Sleeping Bag temperature ratings are very subjective. Different people sleep "warmer" at different temperatures, or are cold if you prefer, at different temperatures. There are many factors that go into whether the Sleeping Bag you're using will keep you warm. Your overall health, your immediate health, what you're wearing as "night clothes" inside the Sleeping Bag, and especially what you're using for a Sleeping Bag pad. A Sleeping Bag temperature rating of -20 may not keep you "warm" at +20 degrees if you don't have the appropriate protection from ground cold. Conversely, if you are sleeping in insulated underwear and a parka, A Sleeping Bags with a +20 degree Sleeping Bag Rating may keep you comfortably warm at -20 below.
You should use Sleeping Bag temperature ratings as a guide ONLY. When testing cold weather Sleeping Bags, our testers (both men and women) sleep in expedition weight long underwear and polar fleece socks on camp cots. It's seldom possible to test a Sleeping Bag under exact temperatures, but our tests indicate if you're not in good health, or you have difficulty staying warm while sleeping, you should choose a Sleeping Bag with a Rating of approximately 20 degrees less than the Temperatures you expect to encounter. IE: You expect to see temps of zero, look for a Sleeping Bag with a temperature rating of -20.

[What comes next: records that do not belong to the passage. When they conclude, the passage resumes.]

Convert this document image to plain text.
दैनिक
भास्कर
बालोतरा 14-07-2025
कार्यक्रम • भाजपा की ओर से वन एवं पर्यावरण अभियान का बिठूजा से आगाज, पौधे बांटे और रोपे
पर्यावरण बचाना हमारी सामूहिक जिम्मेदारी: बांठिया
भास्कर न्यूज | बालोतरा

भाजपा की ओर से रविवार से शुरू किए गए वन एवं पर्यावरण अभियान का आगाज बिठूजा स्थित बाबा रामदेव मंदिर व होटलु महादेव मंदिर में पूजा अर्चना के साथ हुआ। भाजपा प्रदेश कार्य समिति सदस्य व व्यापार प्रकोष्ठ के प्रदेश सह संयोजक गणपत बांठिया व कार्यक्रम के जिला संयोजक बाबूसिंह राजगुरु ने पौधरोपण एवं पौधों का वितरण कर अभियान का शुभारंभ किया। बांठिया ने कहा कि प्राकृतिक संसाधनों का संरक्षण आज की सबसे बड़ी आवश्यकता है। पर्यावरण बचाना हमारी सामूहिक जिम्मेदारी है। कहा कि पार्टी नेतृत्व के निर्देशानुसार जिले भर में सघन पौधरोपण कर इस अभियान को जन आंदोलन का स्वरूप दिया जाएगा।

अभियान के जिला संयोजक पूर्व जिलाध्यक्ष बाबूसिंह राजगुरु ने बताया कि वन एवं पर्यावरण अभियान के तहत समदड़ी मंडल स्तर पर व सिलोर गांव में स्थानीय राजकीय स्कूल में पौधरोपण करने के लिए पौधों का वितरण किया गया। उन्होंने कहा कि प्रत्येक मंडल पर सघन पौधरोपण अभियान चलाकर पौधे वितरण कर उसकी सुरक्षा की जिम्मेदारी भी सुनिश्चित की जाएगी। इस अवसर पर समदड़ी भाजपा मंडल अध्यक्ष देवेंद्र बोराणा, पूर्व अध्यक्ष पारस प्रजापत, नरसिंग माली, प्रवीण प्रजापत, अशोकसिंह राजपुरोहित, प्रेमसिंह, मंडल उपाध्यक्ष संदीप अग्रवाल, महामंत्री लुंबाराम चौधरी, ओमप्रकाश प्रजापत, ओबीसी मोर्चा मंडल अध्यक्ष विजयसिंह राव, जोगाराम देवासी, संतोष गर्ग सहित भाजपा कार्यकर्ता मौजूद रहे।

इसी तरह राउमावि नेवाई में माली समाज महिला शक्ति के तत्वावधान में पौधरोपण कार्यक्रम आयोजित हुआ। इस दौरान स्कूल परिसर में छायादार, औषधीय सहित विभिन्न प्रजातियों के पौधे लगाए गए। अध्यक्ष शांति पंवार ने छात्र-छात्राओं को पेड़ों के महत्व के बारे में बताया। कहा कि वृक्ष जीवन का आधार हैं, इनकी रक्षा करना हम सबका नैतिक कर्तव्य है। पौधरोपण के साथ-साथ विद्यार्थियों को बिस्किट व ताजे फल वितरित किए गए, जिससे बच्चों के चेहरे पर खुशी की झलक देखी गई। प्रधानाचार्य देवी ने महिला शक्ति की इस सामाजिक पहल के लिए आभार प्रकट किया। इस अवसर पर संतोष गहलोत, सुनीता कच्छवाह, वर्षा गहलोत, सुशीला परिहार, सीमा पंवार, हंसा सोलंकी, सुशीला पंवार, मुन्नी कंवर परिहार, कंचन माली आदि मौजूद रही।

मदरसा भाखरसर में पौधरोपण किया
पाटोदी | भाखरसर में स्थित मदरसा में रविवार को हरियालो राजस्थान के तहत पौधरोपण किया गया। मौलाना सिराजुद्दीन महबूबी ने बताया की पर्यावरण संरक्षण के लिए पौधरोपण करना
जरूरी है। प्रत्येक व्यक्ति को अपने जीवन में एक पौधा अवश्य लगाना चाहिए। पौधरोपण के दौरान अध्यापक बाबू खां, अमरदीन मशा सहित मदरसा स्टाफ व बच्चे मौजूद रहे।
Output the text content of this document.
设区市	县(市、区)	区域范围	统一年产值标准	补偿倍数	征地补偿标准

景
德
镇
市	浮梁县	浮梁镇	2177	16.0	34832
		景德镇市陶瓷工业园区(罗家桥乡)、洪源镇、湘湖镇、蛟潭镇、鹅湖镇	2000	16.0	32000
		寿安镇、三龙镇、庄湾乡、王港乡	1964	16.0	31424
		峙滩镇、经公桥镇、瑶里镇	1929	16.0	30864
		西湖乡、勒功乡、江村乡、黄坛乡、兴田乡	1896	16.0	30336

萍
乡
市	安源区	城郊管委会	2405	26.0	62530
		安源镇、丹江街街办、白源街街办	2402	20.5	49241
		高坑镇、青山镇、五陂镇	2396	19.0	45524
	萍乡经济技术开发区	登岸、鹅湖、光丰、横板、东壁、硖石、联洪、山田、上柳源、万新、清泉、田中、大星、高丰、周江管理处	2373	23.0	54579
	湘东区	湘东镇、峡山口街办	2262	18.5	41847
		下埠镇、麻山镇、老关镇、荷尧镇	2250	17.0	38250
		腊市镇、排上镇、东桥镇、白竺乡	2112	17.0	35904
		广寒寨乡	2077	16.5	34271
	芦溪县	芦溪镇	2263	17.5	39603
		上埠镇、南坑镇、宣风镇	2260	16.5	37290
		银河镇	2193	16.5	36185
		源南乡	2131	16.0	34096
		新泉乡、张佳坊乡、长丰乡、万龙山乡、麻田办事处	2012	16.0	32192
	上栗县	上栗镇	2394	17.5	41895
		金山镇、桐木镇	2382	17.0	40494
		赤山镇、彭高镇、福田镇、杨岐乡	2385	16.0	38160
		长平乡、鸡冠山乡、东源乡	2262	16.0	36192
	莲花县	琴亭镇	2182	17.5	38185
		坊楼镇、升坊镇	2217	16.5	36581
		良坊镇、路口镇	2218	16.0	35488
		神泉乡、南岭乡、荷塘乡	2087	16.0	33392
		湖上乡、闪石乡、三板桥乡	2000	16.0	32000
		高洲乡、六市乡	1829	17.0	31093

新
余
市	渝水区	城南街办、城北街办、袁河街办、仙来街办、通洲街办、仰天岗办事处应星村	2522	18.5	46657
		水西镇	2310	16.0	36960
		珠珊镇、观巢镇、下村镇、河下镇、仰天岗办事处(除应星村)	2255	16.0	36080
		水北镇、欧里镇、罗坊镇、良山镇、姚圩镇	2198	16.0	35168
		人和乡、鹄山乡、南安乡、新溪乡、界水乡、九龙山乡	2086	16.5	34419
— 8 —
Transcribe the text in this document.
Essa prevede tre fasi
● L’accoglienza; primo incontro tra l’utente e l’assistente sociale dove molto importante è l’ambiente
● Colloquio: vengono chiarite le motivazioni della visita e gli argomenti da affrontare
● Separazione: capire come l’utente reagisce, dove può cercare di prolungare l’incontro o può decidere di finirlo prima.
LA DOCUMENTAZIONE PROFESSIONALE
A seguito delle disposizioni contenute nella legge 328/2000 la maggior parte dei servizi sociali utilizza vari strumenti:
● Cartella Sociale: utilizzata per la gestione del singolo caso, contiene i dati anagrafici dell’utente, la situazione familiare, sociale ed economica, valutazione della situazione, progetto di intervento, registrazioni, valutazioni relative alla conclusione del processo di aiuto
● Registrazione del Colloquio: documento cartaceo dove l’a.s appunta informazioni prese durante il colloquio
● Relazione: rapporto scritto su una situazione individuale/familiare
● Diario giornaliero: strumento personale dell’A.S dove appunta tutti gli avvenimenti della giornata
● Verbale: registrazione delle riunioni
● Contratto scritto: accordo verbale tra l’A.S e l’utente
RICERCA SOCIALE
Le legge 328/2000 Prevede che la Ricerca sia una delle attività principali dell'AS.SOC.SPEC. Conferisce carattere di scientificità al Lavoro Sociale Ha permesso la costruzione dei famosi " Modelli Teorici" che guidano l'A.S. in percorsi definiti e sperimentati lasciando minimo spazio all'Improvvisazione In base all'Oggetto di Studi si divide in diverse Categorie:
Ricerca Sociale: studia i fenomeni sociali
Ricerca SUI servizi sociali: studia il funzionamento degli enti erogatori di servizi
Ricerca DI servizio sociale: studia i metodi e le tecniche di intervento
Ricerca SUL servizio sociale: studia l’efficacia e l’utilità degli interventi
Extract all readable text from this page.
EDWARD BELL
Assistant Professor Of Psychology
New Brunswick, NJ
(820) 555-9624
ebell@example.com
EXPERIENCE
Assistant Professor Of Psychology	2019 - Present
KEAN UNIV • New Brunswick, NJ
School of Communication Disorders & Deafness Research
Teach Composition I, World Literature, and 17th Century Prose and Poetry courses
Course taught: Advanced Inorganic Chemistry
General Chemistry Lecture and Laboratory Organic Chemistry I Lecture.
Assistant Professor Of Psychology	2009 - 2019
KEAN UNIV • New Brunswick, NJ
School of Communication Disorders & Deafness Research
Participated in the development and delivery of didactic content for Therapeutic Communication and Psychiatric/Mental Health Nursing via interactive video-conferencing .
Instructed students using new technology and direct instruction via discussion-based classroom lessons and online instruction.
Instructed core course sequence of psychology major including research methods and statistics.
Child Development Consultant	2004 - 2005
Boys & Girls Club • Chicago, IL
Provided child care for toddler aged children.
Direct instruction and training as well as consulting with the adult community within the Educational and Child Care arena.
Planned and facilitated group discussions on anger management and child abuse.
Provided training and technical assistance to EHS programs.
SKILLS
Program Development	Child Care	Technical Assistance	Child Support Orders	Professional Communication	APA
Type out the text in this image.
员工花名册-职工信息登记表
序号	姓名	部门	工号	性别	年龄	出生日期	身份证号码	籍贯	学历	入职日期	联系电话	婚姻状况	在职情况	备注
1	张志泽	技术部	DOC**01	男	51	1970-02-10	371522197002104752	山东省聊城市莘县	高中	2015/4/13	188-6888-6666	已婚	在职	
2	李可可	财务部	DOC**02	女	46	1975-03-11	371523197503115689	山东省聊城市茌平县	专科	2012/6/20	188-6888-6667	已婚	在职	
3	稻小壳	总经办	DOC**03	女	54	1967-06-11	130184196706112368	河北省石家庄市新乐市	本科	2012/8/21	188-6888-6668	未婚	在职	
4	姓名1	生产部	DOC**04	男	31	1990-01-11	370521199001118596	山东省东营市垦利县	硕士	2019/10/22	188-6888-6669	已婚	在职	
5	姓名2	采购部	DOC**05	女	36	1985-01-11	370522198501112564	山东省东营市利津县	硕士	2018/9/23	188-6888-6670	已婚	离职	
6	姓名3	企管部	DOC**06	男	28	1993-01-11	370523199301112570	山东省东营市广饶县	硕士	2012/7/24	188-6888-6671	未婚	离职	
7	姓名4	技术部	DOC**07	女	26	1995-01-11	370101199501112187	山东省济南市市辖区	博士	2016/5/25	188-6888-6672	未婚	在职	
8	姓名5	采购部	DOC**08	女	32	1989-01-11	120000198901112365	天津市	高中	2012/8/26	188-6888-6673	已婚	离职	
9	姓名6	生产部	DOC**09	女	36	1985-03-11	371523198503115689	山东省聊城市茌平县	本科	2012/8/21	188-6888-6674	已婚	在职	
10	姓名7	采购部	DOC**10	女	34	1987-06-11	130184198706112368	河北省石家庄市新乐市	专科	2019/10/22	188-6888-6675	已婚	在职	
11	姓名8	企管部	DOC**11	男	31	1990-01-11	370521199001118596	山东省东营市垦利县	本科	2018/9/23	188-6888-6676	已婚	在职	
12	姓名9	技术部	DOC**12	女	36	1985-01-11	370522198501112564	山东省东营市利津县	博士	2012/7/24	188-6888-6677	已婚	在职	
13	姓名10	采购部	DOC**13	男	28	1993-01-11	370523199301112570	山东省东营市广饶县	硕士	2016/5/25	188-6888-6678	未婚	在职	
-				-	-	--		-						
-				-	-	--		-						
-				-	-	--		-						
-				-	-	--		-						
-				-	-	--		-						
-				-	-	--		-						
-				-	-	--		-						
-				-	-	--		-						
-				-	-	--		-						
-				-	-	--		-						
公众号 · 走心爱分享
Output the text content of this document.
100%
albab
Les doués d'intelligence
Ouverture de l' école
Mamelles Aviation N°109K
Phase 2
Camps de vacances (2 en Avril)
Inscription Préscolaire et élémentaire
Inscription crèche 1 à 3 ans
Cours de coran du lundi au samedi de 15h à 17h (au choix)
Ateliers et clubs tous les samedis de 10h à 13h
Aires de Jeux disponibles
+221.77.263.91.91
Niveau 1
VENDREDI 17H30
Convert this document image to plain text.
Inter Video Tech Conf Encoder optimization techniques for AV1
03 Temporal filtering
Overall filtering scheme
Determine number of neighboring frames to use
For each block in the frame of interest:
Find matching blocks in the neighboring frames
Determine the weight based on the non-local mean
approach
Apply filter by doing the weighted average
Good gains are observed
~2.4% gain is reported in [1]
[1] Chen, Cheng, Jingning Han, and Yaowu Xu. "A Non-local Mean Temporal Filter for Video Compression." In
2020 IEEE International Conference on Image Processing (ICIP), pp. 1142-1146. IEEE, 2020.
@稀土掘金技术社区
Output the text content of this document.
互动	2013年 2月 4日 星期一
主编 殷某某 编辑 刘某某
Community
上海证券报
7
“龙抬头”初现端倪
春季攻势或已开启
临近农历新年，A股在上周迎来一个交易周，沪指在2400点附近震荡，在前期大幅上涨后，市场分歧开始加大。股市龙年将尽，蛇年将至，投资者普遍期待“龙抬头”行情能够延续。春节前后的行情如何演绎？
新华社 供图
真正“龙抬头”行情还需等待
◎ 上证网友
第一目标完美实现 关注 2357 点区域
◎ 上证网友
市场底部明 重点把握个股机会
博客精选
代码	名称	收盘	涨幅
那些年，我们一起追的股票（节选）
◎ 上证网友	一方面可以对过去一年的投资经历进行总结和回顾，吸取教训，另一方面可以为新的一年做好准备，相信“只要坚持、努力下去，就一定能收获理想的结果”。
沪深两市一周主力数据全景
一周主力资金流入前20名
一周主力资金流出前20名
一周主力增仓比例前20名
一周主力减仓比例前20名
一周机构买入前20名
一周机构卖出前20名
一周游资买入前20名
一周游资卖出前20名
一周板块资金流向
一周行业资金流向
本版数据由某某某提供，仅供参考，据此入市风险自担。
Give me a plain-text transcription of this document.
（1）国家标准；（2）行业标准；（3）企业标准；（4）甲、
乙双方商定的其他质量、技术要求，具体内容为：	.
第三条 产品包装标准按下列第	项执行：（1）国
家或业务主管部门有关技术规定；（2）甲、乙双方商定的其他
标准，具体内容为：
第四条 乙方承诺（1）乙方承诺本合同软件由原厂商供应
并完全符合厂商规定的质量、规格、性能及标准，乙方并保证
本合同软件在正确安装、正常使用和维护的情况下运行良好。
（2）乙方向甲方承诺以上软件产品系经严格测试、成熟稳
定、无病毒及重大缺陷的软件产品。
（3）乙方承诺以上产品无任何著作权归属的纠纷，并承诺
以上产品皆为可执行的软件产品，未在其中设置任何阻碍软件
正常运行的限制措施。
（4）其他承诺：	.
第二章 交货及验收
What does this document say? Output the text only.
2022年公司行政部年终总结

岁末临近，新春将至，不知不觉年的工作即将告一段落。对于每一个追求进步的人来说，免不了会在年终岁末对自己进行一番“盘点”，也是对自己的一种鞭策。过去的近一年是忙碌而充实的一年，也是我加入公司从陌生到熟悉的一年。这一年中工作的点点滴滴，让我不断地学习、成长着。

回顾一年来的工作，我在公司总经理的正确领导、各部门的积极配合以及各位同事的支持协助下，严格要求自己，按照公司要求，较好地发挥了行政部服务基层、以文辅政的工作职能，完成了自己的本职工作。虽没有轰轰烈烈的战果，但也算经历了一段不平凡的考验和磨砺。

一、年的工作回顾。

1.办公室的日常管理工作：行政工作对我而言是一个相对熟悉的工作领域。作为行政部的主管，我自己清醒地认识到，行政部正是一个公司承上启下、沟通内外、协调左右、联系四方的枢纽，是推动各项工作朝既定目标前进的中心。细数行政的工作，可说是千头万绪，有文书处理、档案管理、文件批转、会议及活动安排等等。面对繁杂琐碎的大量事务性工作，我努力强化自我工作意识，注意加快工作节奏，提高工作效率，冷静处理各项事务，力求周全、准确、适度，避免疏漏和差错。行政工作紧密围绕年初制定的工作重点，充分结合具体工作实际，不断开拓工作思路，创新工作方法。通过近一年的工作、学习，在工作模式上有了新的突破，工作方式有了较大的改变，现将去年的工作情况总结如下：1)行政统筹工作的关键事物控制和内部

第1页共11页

As an aside, we don't recommend the use of down Sleeping Bags for survival situations except in extreme arctic conditions. While down is a superior insulator, synthetic insulation is not far behind. Down "clumps" when wet, and if (and when) it gets dirty, the insulating properties of down are severely reduced. Synthetic insulation will continue to insulate when both wet and dirty, is considerably tougher, and is much easier to clean and care for.